A nice thing about logistic model is that they support and easy interpretation of the forecasting result. It is sufficient to check the fitted models to identify the features which contributes most to the classification process. For example checking the seven logistic models by the summary() function we found that only three features are really important in the classification: ctr_tp, ctr_sl and ccl_area.
summary(glmFit[[7]]);
Deviance Residuals:
Min 1Q Median 3Q Max
-1.8650 -1.0848 -0.8134 1.1854 1.9316
Coefficients:
Estimate Std. Error z value Pr(>|z|)
(Intercept) -0.09850 0.08912 -1.105 0.26905
dstart -0.06235 0.09139 -0.682 0.49506
dow 0.10158 0.10002 1.016 0.30979
hour -0.05234 0.09246 -0.566 0.57130
pnl -0.38413 0.24534 -1.566 0.11741
pf -0.12350 0.11852 -1.042 0.29742
ctr_tp 0.68536 0.17379 3.944 8.03e-05 ***
ctr_sl -0.54886 0.18478 -2.970 0.00298 **
pnl_day 0.21208 0.17444 1.216 0.22405
pwrong_max 0.02765 0.10431 0.265 0.79092
ccl_area 0.47819 0.16730 2.858 0.00426 **
---
Signif. codes: 0 ‘***’ 0.001 ‘**’ 0.01 ‘*’ 0.05 ‘.’ 0.1 ‘ ’ 1
( Dispersion parameter for binomial family taken to be 1)

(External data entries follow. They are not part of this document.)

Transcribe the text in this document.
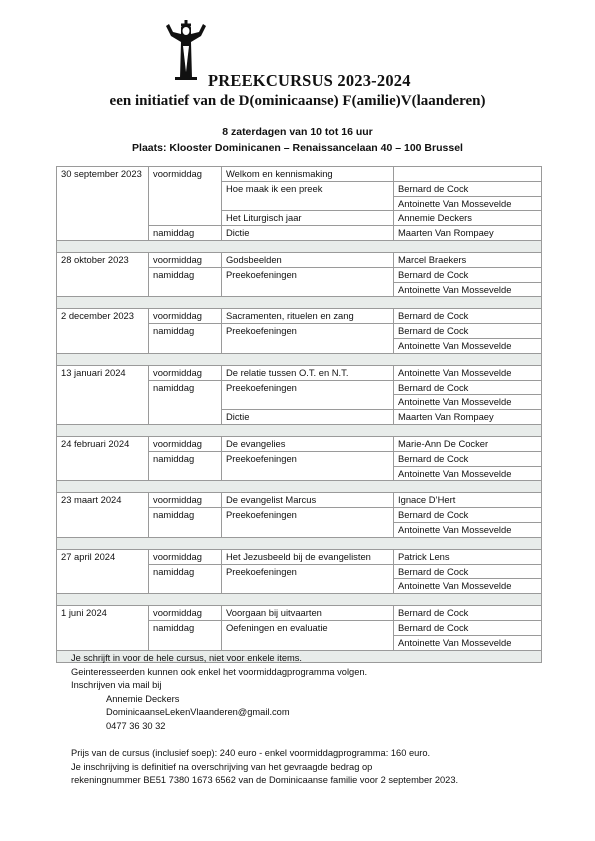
PREEKCURSUS 2023-2024
een initiatief van de D(ominicaanse) F(amilie)V(laanderen)
8 zaterdagen van 10 tot 16 uur
Plaats: Klooster Dominicanen – Renaissancelaan 40 – 100 Brussel
30 september 2023	voormiddag	Welkom en kennismaking	
		Hoe maak ik een preek	Bernard de Cock
			Antoinette Van Mossevelde
		Het Liturgisch jaar	Annemie Deckers
	namiddag	Dictie	Maarten Van Rompaey

28 oktober 2023	voormiddag	Godsbeelden	Marcel Braekers
	namiddag	Preekoefeningen	Bernard de Cock
			Antoinette Van Mossevelde

2 december 2023	voormiddag	Sacramenten, rituelen en zang	Bernard de Cock
	namiddag	Preekoefeningen	Bernard de Cock
			Antoinette Van Mossevelde

13 januari 2024	voormiddag	De relatie tussen O.T. en N.T.	Antoinette Van Mossevelde
	namiddag	Preekoefeningen	Bernard de Cock
			Antoinette Van Mossevelde
		Dictie	Maarten Van Rompaey

24 februari 2024	voormiddag	De evangelies	Marie-Ann De Cocker
	namiddag	Preekoefeningen	Bernard de Cock
			Antoinette Van Mossevelde

23 maart 2024	voormiddag	De evangelist Marcus	Ignace D’Hert
	namiddag	Preekoefeningen	Bernard de Cock
			Antoinette Van Mossevelde

27 april 2024	voormiddag	Het Jezusbeeld bij de evangelisten	Patrick Lens
	namiddag	Preekoefeningen	Bernard de Cock
			Antoinette Van Mossevelde

1 juni 2024	voormiddag	Voorgaan bij uitvaarten	Bernard de Cock
	namiddag	Oefeningen en evaluatie	Bernard de Cock
			Antoinette Van Mossevelde

Je schrijft in voor de hele cursus, niet voor enkele items.
Geinteresseerden kunnen ook enkel het voormiddagprogramma volgen.
Inschrijven via mail bij
Annemie Deckers
DominicaanseLekenVlaanderen@gmail.com
0477 36 30 32
Prijs van de cursus (inclusief soep): 240 euro - enkel voormiddagprogramma: 160 euro.
Je inschrijving is definitief na overschrijving van het gevraagde bedrag op
rekeningnummer BE51 7380 1673 6562 van de Dominicaanse familie voor 2 september 2023.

Null deviance: 745.86 on 538 degrees of freedom
Residual deviance: 712.07 on 528 degrees of freedom
AIC: 734.07
Number of Fisher Scoring iterations: 4
car::Anova(glmFit[[7]]$finalModel);
Analysis of Deviance Table (Type II tests)
Response: .outcome
LR Chisq Df Pr(>Chisq)
dstart 0.4660 1 0.494842
dow 1.0347 1 0.309051
hour 0.3208 1 0.571135
pnl 2.4643 1 0.116458
pf 1.1863 1 0.276073
ctr_tp 16.8027 1 4.147e-05 ***
ctr_sl 9.3435 1 0.002238 **
pnl_day 1.4855 1 0.222909
pwrong_max 0.0702 1 0.791025
ccl_area 8.6183 1 0.003328 **
---
Signif. codes: 0 ‘***’ 0.001 ‘**’ 0.01 ‘*’ 0.05 ‘.’ 0.1 ‘ ’ 1
We could push the analysis a step further by retraining a logistic model considering only such “important” features and, then, by analyzing their crossed behaviors.

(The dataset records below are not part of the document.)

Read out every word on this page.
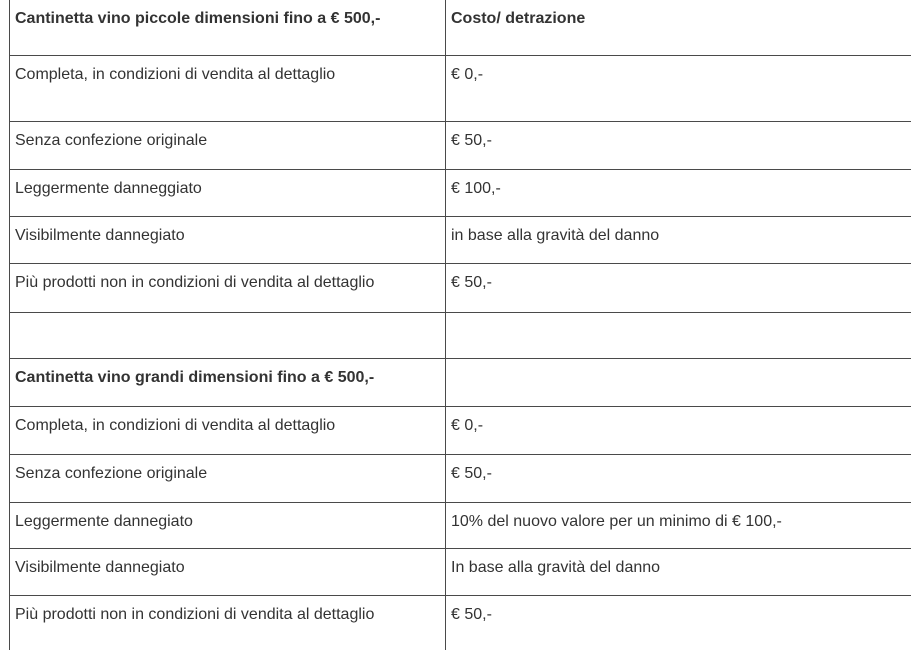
Cantinetta vino piccole dimensioni fino a € 500,-	Costo/ detrazione
Completa, in condizioni di vendita al dettaglio	€ 0,-
Senza confezione originale	€ 50,-
Leggermente danneggiato	€ 100,-
Visibilmente dannegiato	in base alla gravità del danno
Più prodotti non in condizioni di vendita al dettaglio	€ 50,-

Cantinetta vino grandi dimensioni fino a € 500,-	
Completa, in condizioni di vendita al dettaglio	€ 0,-
Senza confezione originale	€ 50,-
Leggermente dannegiato	10% del nuovo valore per un minimo di € 100,-
Visibilmente dannegiato	In base alla gravità del danno
Più prodotti non in condizioni di vendita al dettaglio	€ 50,-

# fit a reduced set of features
training = data[part$train[[7]], fset];
fit = glm(class ~ ., data = training[c("ctr_tp", "ctr_sl", "ccl_area", "class")], family = "binomial");
# training results
summary(fit)
Call:
glm(formula = class ~ ., family = "binomial", data = training[c(6, 7, 10, 11)])
Deviance Residuals:
Min 1Q Median 3Q Max
-1.8616 -1.0799 -0.8389 1.2237 1.7239
Coefficients:
Estimate Std. Error z value Pr(>|z|)
(Intercept) -0.6088330 0.1720067 -3.540 0.000401 ***
ctr_tp 0.0623430 0.0146327 4.261 2.04e-05 ***
ctr_sl -0.0923482 0.0232163 -3.978 6.96e-05 ***
ccl_area 0.0017915 0.0006155 2.911 0.003606 **
---
Signif. codes: 0 ‘***’ 0.001 ‘**’ 0.01 ‘*’ 0.05 ‘.’ 0.1 ‘ ’ 1
(Dispersion parameter for binomial family taken to be 1)
Null deviance: 745.86 on 538 degrees of freedom
Residual deviance: 716.97 on 535 degrees of freedom
AIC: 724.97
Number of Fisher Scoring iterations: 4
# plot features behavior
visreg(fit, scale="response", gg=T, xvar="ctr_tp", by="ccl_area", rag=2);
visreg(fit, scale="response", gg=T, xvar="ctr_sl", by="ccl_area", rag=2);
# plot ROC
df = data.frame(class = training$class, prob = fit$fitted.values);
ggplot(df, aes(d = class, m = prob)) + geom_roc() + style_roc() + labs(title="Ensemble ROC Plot (testing dataset)");
The probability of having a profit increase by increasing ctr_tp and decreasing ctr_sl as it was expected. More interesting, higher values of ccl_area contribute to a positive pnl but not in a linear way, it looks like only values greater than 100 are relevant.
The ROC plots of the seven models of the ensemble have similar shapes, and this is quite good news, it means that the overall behaviour of the logistic model with a reduced set of features is quite stable despite the walk-forward splitting. A threshold around 0.6 seems to be a common optimal point.
The adoption of such optimal threshold will result in an improved estimated pnl.